Sonuç: Başkanlık sistemi için Nisan’da refarandum.
Sandıklar çıkacak yine meydane, konacak milli iradenin önüne.
Herkes kendi cephesinden bakacak, tartışacak, belli ki ya bağıracağız ya susacağız, dolayısıyla konuşamayacağımız için, anayasa gibi herkesi bağlayan bir üst metin üzerinde konuşamadığımız için; sorunlar sorun olarak kalmaya devam edecek.
Seçim sathı mahalline girdikçe; siyasiler meydanlara inecek, ortam hareketlenecek, toplumun saflaşması daha net belirginleşecek, tartışmalar, kavgalar, gürültüler ...
Rüzgarlar daha sert esecek, kış zaten sert geçiyor, epey poyraz yapacak galiba.
Bakıp göreceğiz, daha yumuşak, daha demokratik geçmesi siyasilerin, bizi yönetenlerin üsluplarına, hareketlerine bağlı. Ya herro ya merro, ortası yok bunun dersek toplum olarak çuvallarız.
Ben kendimle kaldığımda bazen kendimi sorgularım.
İçimin rahat olması ya da huzursuz olması buna bağlıdır.
Hayatın tüm yükünü sırtlayan vicdan dediğimiz şey, sürekli bizi sınava sokan bu vicdan dediğimiz şey; bizi yanlışlardan, kötülüklerden koruduğu gibi, bize yapılmayanın başkasına yapılmasının da doğru olmayacağını hatırlatıp duran kalbimizin adalet terazisidir.
Ölçü budur.
Terazinin ağır olan kefesinde olup olmamak değil mesele, adaletli tarafında olup olmadığımız.
İşte temiz bir vicdanın insana sunacağı iyilik budur.
Bir nevi muhasebe, hesaplaşmayı önce kendimle yaparım.
Durduğum yer sağlam mı, kayma var mı, ne bileyim konuşmalı mıyım susmalı mıyım, bütün bunların karar merci insanın vicdanıdır.
Bir noktaya gelmişsek, nerden geldik, geçmişin hataları neydi, sevapları neydi diye düşünür öyle yola devam ederim.
Her zaman hedefe varamasam bile yürünecek bir yolumun olması, yolun açık olması bile beni rahatlatır, iç huzurum artar.
Aslında farkında olmadan vicdan dediğimiz bu iç ses sadece bizi denetlemez bizim başkalarına karşı olumlu-olumsuz hareket ve edimlerimizi de denetler.

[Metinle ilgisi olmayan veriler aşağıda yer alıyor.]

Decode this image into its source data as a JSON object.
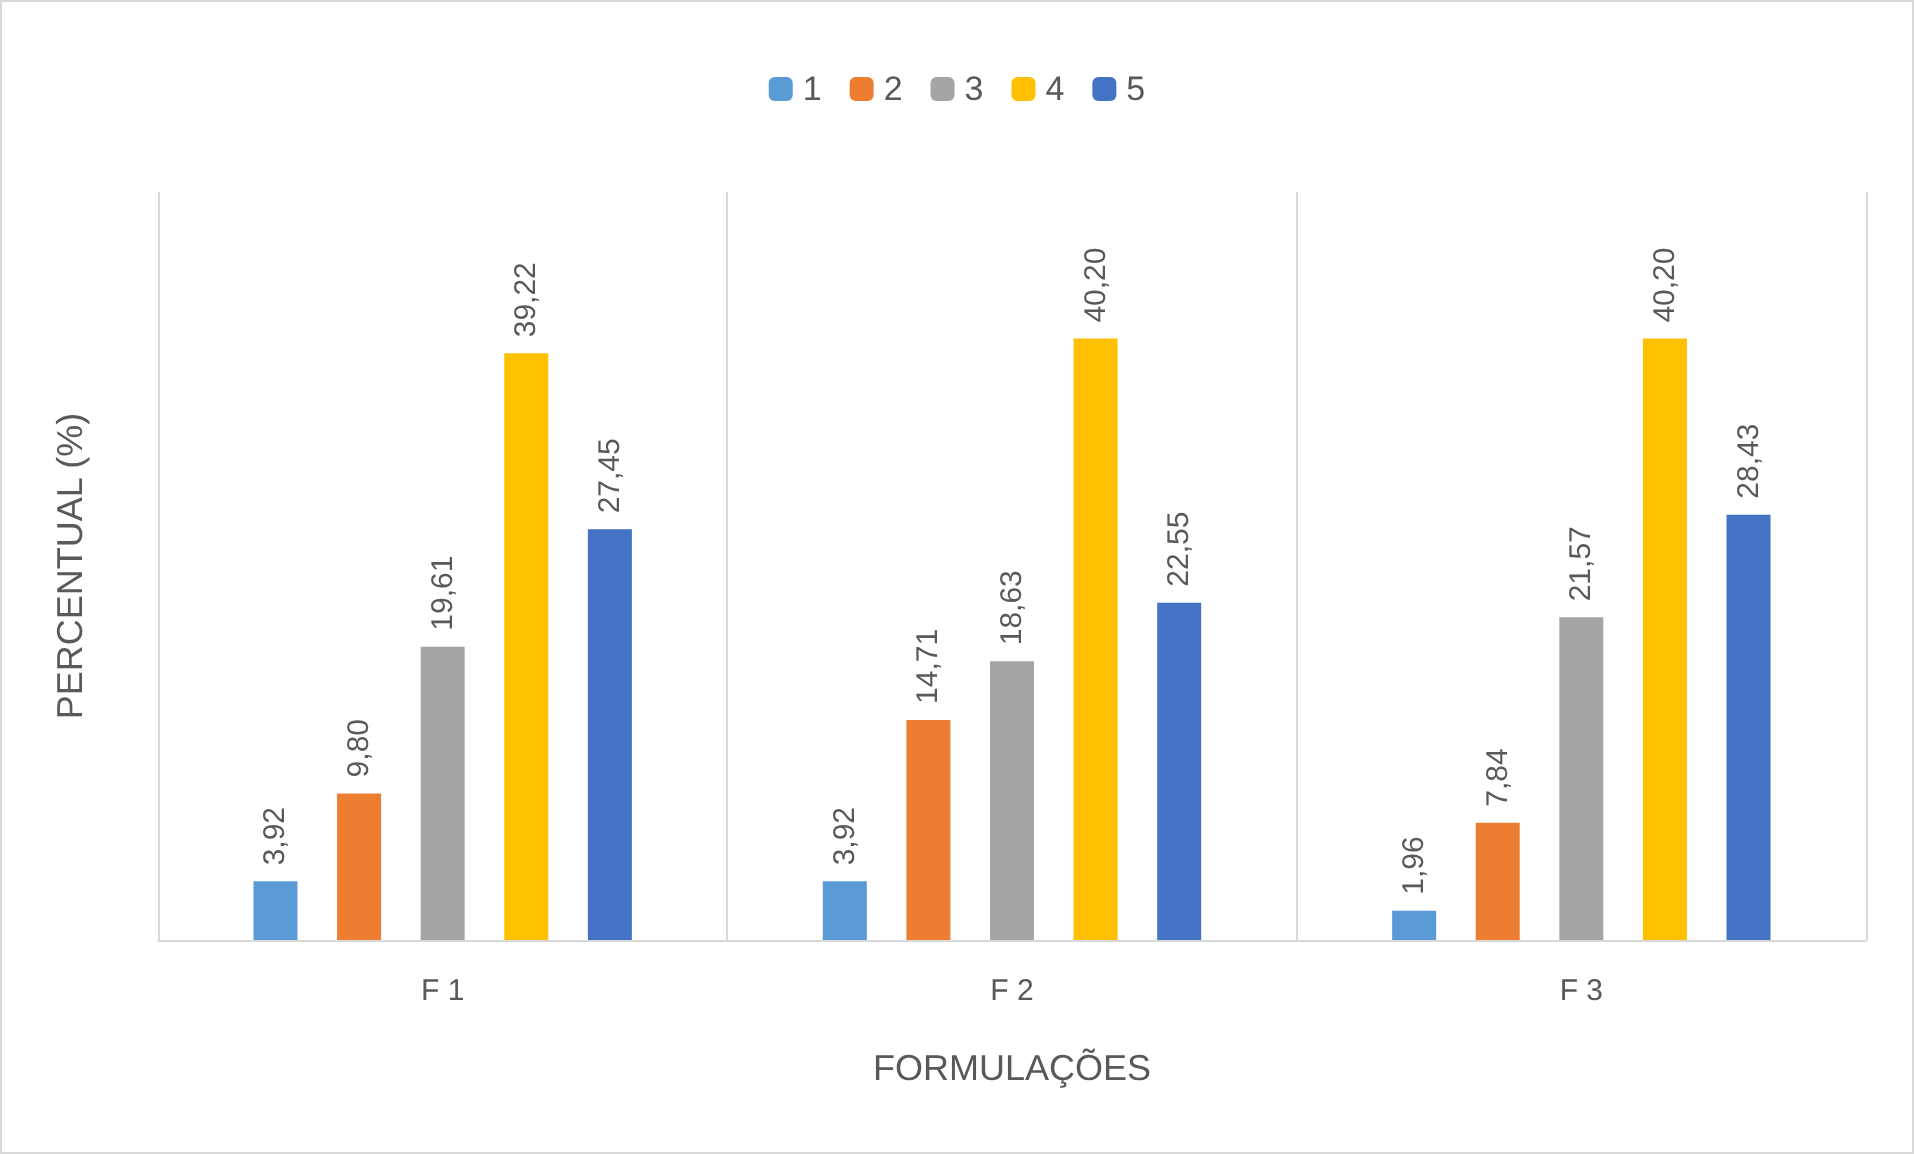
{
  "chart_data": {
    "type": "bar",
    "xlabel": "FORMULAÇÕES",
    "ylabel": "PERCENTUAL (%)",
    "categories": [
      "F 1",
      "F 2",
      "F 3"
    ],
    "series": [
      {
        "name": "1",
        "color": "#5b9bd5",
        "values": [
          3.92,
          3.92,
          1.96
        ],
        "value_labels": [
          "3,92",
          "3,92",
          "1,96"
        ]
      },
      {
        "name": "2",
        "color": "#ed7d31",
        "values": [
          9.8,
          14.71,
          7.84
        ],
        "value_labels": [
          "9,80",
          "14,71",
          "7,84"
        ]
      },
      {
        "name": "3",
        "color": "#a5a5a5",
        "values": [
          19.61,
          18.63,
          21.57
        ],
        "value_labels": [
          "19,61",
          "18,63",
          "21,57"
        ]
      },
      {
        "name": "4",
        "color": "#ffc000",
        "values": [
          39.22,
          40.2,
          40.2
        ],
        "value_labels": [
          "39,22",
          "40,20",
          "40,20"
        ]
      },
      {
        "name": "5",
        "color": "#4472c4",
        "values": [
          27.45,
          22.55,
          28.43
        ],
        "value_labels": [
          "27,45",
          "22,55",
          "28,43"
        ]
      }
    ],
    "grid": "x",
    "legend": "top",
    "tick_labels": "x"
  }
}
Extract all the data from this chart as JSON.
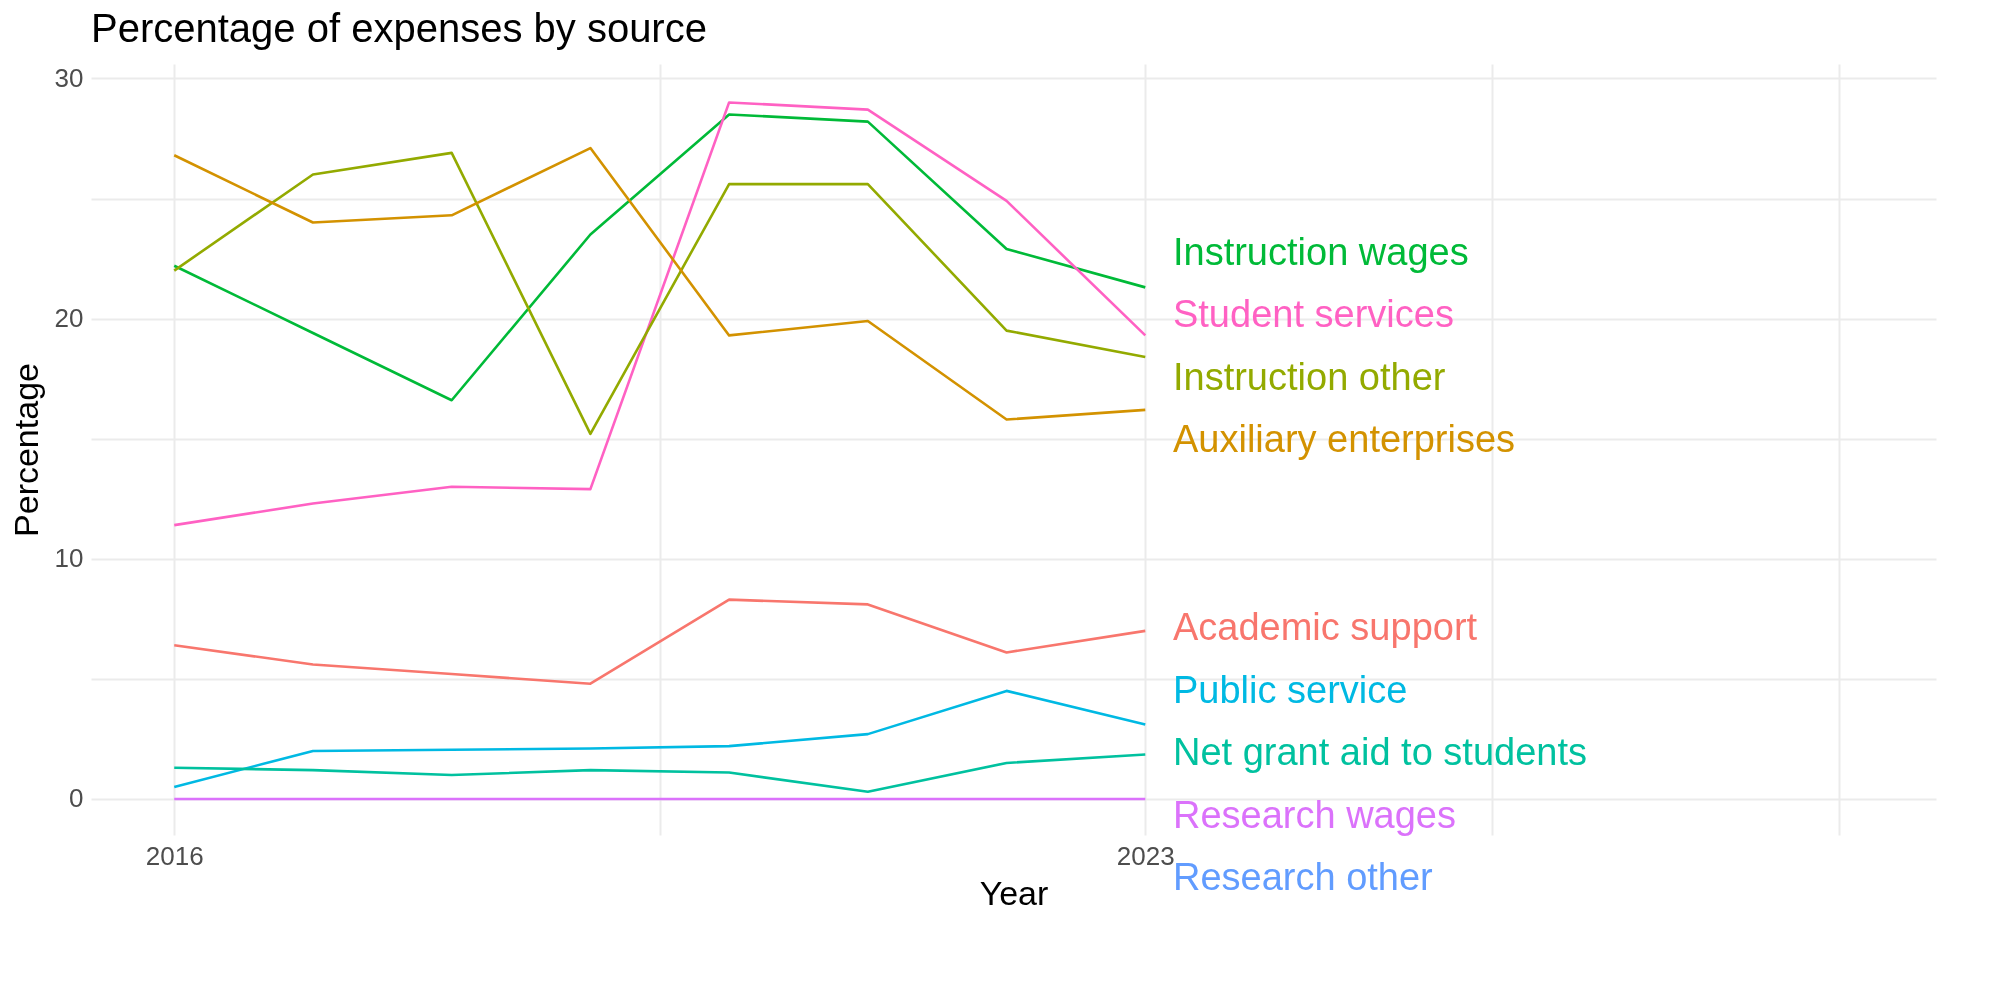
{
  "chart_data": {
    "type": "line",
    "title": "Percentage of expenses by source",
    "xlabel": "Year",
    "ylabel": "Percentage",
    "x": [
      2016,
      2017,
      2018,
      2019,
      2020,
      2021,
      2022,
      2023
    ],
    "xlim": [
      2015.4,
      2028.7
    ],
    "xticks": [
      2016,
      {
        "value": 2019.5,
        "label": null
      },
      2023,
      {
        "value": 2025.5,
        "label": null
      },
      {
        "value": 2028,
        "label": null
      }
    ],
    "ylim": [
      -1.5,
      30.6
    ],
    "yticks": [
      0,
      {
        "value": 5,
        "label": null
      },
      10,
      {
        "value": 15,
        "label": null
      },
      20,
      {
        "value": 25,
        "label": null
      },
      30
    ],
    "grid": true,
    "legend": false,
    "series": [
      {
        "name": "Instruction wages",
        "color": "#00ba38",
        "values": [
          22.2,
          19.4,
          16.6,
          23.5,
          28.5,
          28.2,
          22.9,
          21.3
        ]
      },
      {
        "name": "Student services",
        "color": "#ff61c3",
        "values": [
          11.4,
          12.3,
          13.0,
          12.9,
          29.0,
          28.7,
          24.9,
          19.3
        ]
      },
      {
        "name": "Instruction other",
        "color": "#93aa00",
        "values": [
          22.0,
          26.0,
          26.9,
          15.2,
          25.6,
          25.6,
          19.5,
          18.4
        ]
      },
      {
        "name": "Auxiliary enterprises",
        "color": "#d39200",
        "values": [
          26.8,
          24.0,
          24.3,
          27.1,
          19.3,
          19.9,
          15.8,
          16.2
        ]
      },
      {
        "name": "Academic support",
        "color": "#f8766d",
        "values": [
          6.4,
          5.6,
          5.2,
          4.8,
          8.3,
          8.1,
          6.1,
          7.0
        ]
      },
      {
        "name": "Public service",
        "color": "#00b9e3",
        "values": [
          0.5,
          2.0,
          2.05,
          2.1,
          2.2,
          2.7,
          4.5,
          3.1
        ]
      },
      {
        "name": "Net grant aid to students",
        "color": "#00c19f",
        "values": [
          1.3,
          1.2,
          1.0,
          1.2,
          1.1,
          0.3,
          1.5,
          1.85
        ]
      },
      {
        "name": "Research wages",
        "color": "#db72fb",
        "values": [
          0,
          0,
          0,
          0,
          0,
          0,
          0,
          0
        ]
      },
      {
        "name": "Research other",
        "color": "#619cff",
        "values": [
          null,
          null,
          null,
          null,
          null,
          null,
          null,
          null
        ]
      }
    ]
  }
}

Akıl ile kalp arasında gel git yapar, köprü olur, çoğu zaman vicdanın kurduğu o denge köprüsünden geçeriz.
Her ne kadar ‘komşusu aç iken tok yatan bizden değildir’ dense de ben asıl vicdani sorgulamada ‘neden ben tokken o aç’ sorusunu sorarım kendime.
Şimdi mesele, evet ve hayır köprüsüne gelmişsek, toplum nerdeyse karpuz gibi ortadan ayrılma noktasına gelmişse ben ne diyeceğim.
İşte vicdan dediğimiz şey herhangi bir etki, güç, çıkar altına girmeden evet ya da hayır diyebiliyorsa temiz bir vicdandır.
Tüketim ve piyasa toplumunda insanların vicdanlarını değil cüzdanlarının sesini dinledikleri de oluyor, ama sonuç!
Derlenmiş sözler ...
“Bir kez kendini bulmuş olan kişinin bu yeryüzünde yitirecek bir şeyi yoktur artık. Ve bir kez kendi içindeki insanı anlamış olan, bütün insanları anlar.”
Stefan Zweig
-
28.05.2024 Siz Hiç Siyah Kuğu Gördünüz mü ?
-
10.01.2024 Şiir başka şaire git !
-
28.12.2021 Vahşi olan doğa değil kapitalizmdir !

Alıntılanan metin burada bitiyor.